En cette fin d’année, le marché immobilier français est affecté par deux phénomènes structurels : la hausse des taux d’intérêt et les conséquences de la transition énergétique. Si la hausse de taux, à la fois importante et rapide, pèse sur la solvabilité des ménages, le durcissement considérable des réglementations et restrictions énergétiques risque de bouleverser profondément le marché locatif.
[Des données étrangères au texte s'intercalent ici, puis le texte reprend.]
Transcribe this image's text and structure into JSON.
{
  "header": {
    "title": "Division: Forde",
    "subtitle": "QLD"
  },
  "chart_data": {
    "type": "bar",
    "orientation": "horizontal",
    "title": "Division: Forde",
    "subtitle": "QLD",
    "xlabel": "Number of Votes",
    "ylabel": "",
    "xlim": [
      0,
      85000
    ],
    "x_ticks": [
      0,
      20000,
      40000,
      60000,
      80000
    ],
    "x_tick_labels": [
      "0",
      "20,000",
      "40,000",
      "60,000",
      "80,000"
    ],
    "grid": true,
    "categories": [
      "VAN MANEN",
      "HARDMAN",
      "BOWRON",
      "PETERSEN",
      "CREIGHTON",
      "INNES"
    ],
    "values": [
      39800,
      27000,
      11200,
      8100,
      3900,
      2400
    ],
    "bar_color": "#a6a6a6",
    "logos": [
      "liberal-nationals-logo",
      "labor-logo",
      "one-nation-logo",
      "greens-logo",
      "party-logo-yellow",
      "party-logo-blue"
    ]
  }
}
Le dispositif passe de l’incitation à la contrainte. Depuis cet été, il est déjà interdit d’augmenter les loyers des « passoires thermiques » – logements classés F et G après diagnostic de performances énergétiques. En janvier, nombre des logements classés G seront interdits à la location (environ 70 000 logements dans le parc privé). Enfin, à partir de 2025, un niveau de performance énergétique minimal (progressivement rehaussé) sera exigé pour pouvoir louer un logement. Ces mesures qui concernent 4,8 millions de logements en France pourraient fortement perturber le marché. En établissant sur le locatif une contrainte forte difficile à respecter faute d’offre suffisante, la réglementation devrait conduire à une accélération des mises sur le marché de biens F et G. Résultat : moins d’offres locatives, plus d’offres sur un marché des ventes en décélération.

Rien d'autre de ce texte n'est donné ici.